Ничто не превращает нас в нищих и не лишает свободы так, как это отчуждение неспособности. Человек, отделённый от того, что он может делать, способен ещё сопротивляться, он ещё может не делать чего-либо. Но тот, кого оторвали от собственной неспособности, прежде всего лишается возможности противостоять. Лишь острое осознание того, чем мы не можем быть, гарантирует нам истинное понимание того, чем мы являемся, – точно так же ясное представление о том, чего мы не можем делать или чего мы можем не делать, наполняет наши действия реальным содержанием.

Идентичность без личности

Стремление к признанию в обществе неотделимо от человеческой сущности.
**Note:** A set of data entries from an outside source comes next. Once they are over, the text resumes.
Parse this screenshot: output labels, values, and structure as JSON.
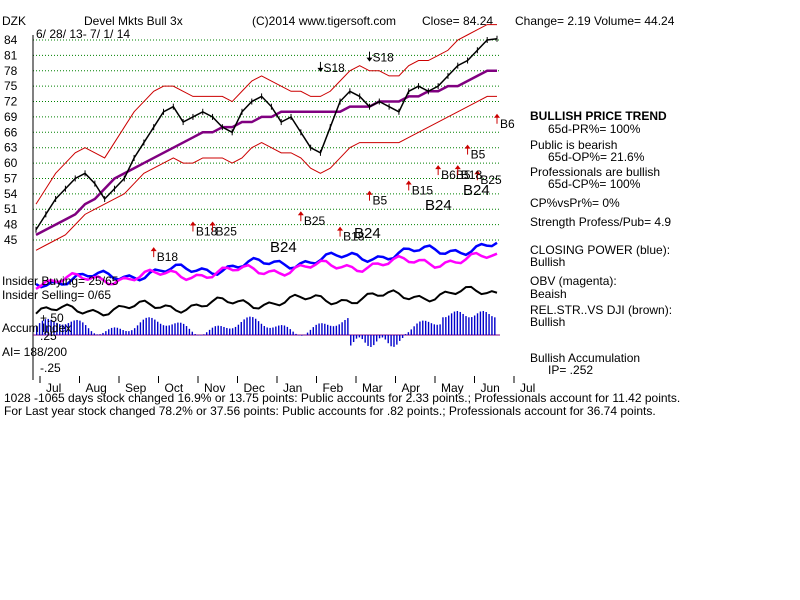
{
  "header": {
    "ticker": "DZK",
    "name": "Devel Mkts Bull 3x",
    "copyright": "(C)2014 www.tigersoft.com",
    "close": "Close= 84.24",
    "change": "Change= 2.19",
    "volume": "Volume= 44.24",
    "daterange": "6/ 28/ 13- 7/ 1/ 14"
  },
  "chart_data": {
    "type": "line",
    "price_axis": {
      "ticks": [
        84,
        81,
        78,
        75,
        72,
        69,
        66,
        63,
        60,
        57,
        54,
        51,
        48,
        45
      ],
      "range": [
        45,
        84
      ]
    },
    "accum_axis": {
      "ticks": [
        "+.50",
        ".25",
        "-.25"
      ]
    },
    "months": [
      "Jul",
      "Aug",
      "Sep",
      "Oct",
      "Nov",
      "Dec",
      "Jan",
      "Feb",
      "Mar",
      "Apr",
      "May",
      "Jun",
      "Jul"
    ],
    "price": [
      47,
      50,
      53,
      55,
      57,
      58,
      56,
      53,
      55,
      57,
      61,
      64,
      67,
      70,
      71,
      68,
      69,
      70,
      69,
      67,
      66,
      70,
      72,
      73,
      71,
      68,
      69,
      66,
      63,
      62,
      67,
      72,
      74,
      73,
      71,
      72,
      71,
      70,
      74,
      75,
      74,
      75,
      77,
      79,
      80,
      82,
      84,
      84.24
    ],
    "ma65": [
      46,
      47,
      48,
      49,
      50,
      52,
      53,
      55,
      57,
      58,
      59,
      60,
      61,
      62,
      63,
      64,
      65,
      66,
      66,
      67,
      67,
      68,
      68,
      69,
      69,
      70,
      70,
      70,
      70,
      70,
      70,
      70,
      71,
      71,
      71,
      72,
      72,
      72,
      73,
      73,
      74,
      74,
      75,
      75,
      76,
      77,
      78,
      78
    ],
    "upper_band": [
      52,
      55,
      58,
      60,
      62,
      63,
      62,
      61,
      64,
      67,
      70,
      72,
      74,
      75,
      75,
      74,
      73,
      73,
      73,
      73,
      72,
      74,
      76,
      77,
      76,
      75,
      74,
      74,
      73,
      73,
      74,
      76,
      78,
      79,
      78,
      78,
      77,
      77,
      79,
      80,
      80,
      81,
      82,
      84,
      85,
      86,
      87,
      87
    ],
    "lower_band": [
      43,
      44,
      45,
      46,
      48,
      50,
      51,
      52,
      53,
      54,
      56,
      58,
      59,
      60,
      61,
      60,
      60,
      61,
      61,
      61,
      60,
      61,
      63,
      64,
      63,
      62,
      62,
      61,
      59,
      58,
      59,
      61,
      63,
      64,
      64,
      64,
      64,
      64,
      65,
      66,
      67,
      68,
      69,
      70,
      71,
      72,
      73,
      73
    ],
    "signals": [
      {
        "label": "S18",
        "x": 29,
        "y": 77,
        "color": "#000000"
      },
      {
        "label": "S18",
        "x": 34,
        "y": 79,
        "color": "#000000"
      },
      {
        "label": "B6",
        "x": 47,
        "y": 70,
        "color": "#000000"
      },
      {
        "label": "B5",
        "x": 34,
        "y": 55,
        "color": "#000000"
      },
      {
        "label": "B15",
        "x": 38,
        "y": 57,
        "color": "#000000"
      },
      {
        "label": "B25",
        "x": 27,
        "y": 51,
        "color": "#000000"
      },
      {
        "label": "B18",
        "x": 16,
        "y": 49,
        "color": "#000000"
      },
      {
        "label": "B25",
        "x": 18,
        "y": 49,
        "color": "#000000"
      },
      {
        "label": "B5",
        "x": 44,
        "y": 64,
        "color": "#000000"
      },
      {
        "label": "B25",
        "x": 45,
        "y": 59,
        "color": "#000000"
      },
      {
        "label": "B6B5",
        "x": 41,
        "y": 60,
        "color": "#000000"
      },
      {
        "label": "B18",
        "x": 43,
        "y": 60,
        "color": "#000000"
      },
      {
        "label": "B18",
        "x": 12,
        "y": 44,
        "color": "#000000"
      },
      {
        "label": "B18",
        "x": 31,
        "y": 48,
        "color": "#000000"
      }
    ],
    "indicator_labels": [
      "B24",
      "B24",
      "B24",
      "B24"
    ]
  },
  "stats": {
    "trend_title": "BULLISH PRICE TREND",
    "pr": "65d-PR%= 100%",
    "public_title": "Public is bearish",
    "op": "65d-OP%= 21.6%",
    "pros_title": "Professionals are bullish",
    "cp": "65d-CP%= 100%",
    "cpvspr": "CP%vsPr%= 0%",
    "strength": "Strength Profess/Pub= 4.9",
    "closing_power": "CLOSING POWER (blue):",
    "cp_state": "Bullish",
    "obv": "OBV (magenta):",
    "obv_state": "Beaish",
    "relstr": "REL.STR..VS DJI (brown):",
    "relstr_state": "Bullish",
    "accum": "Bullish Accumulation",
    "ip": "IP= .252"
  },
  "left_labels": {
    "insider_buying": "Insider Buying= 25/65",
    "insider_selling": "Insider Selling= 0/65",
    "accum_index": "Accum Index",
    "ai": "AI= 188/200"
  },
  "footer": {
    "line1": "1028 -1065 days stock changed 16.9% or 13.75 points: Public accounts for 2.33 points.; Professionals account for 11.42 points.",
    "line2": "For Last year stock changed 78.2% or 37.56 points: Public accounts for .82 points.; Professionals account for 36.74 points."
  },
  "colors": {
    "price": "#000000",
    "ma": "#800080",
    "bands": "#cc0000",
    "closing_power": "#0000ff",
    "obv": "#ff00ff",
    "accum": "#0000cc"
  }
}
Это признание настолько важно, что, по словам Гегеля, для его завоевания каждый готов поставить на кон собственную жизнь. На самом деле речь идёт вовсе не о простом удовлетворении или самолюбии: ибо только через признание обществом человек может состояться как личность, как персона.

Слово persona[60] первоначально означало «маска», ведь именно благодаря маске индивид приобретает роль в обществе и осознаёт свою социальную идентичность. В Риме личность каждого человека отождествлялась с именем, выражающим его принадлежность к конкретному gens, роду, а род в свою очередь определяла восковая маска предка, которую каждая патрицианская семья хранила в атриуме дома. Так persona превратилась в «личность», обуславливающую место человека в драмах и ритуалах общественной жизни. Прошло ещё немного времени, и вот уже persona означает правоспособность и политическое достоинство свободного человека. Что же до раба, то поскольку у него не было ни предков, ни маски, ни имени, то у него не могло быть и «личности», то есть правоспособности (servus non habet personam[61]). Таким образом, борьба за признание – это борьба за маску, при том, что маска соответствует «личности», которую общество признаёт за каждым индивидом (или «персонажу», которого общество создаёт из индивида с его порой молчаливого согласия).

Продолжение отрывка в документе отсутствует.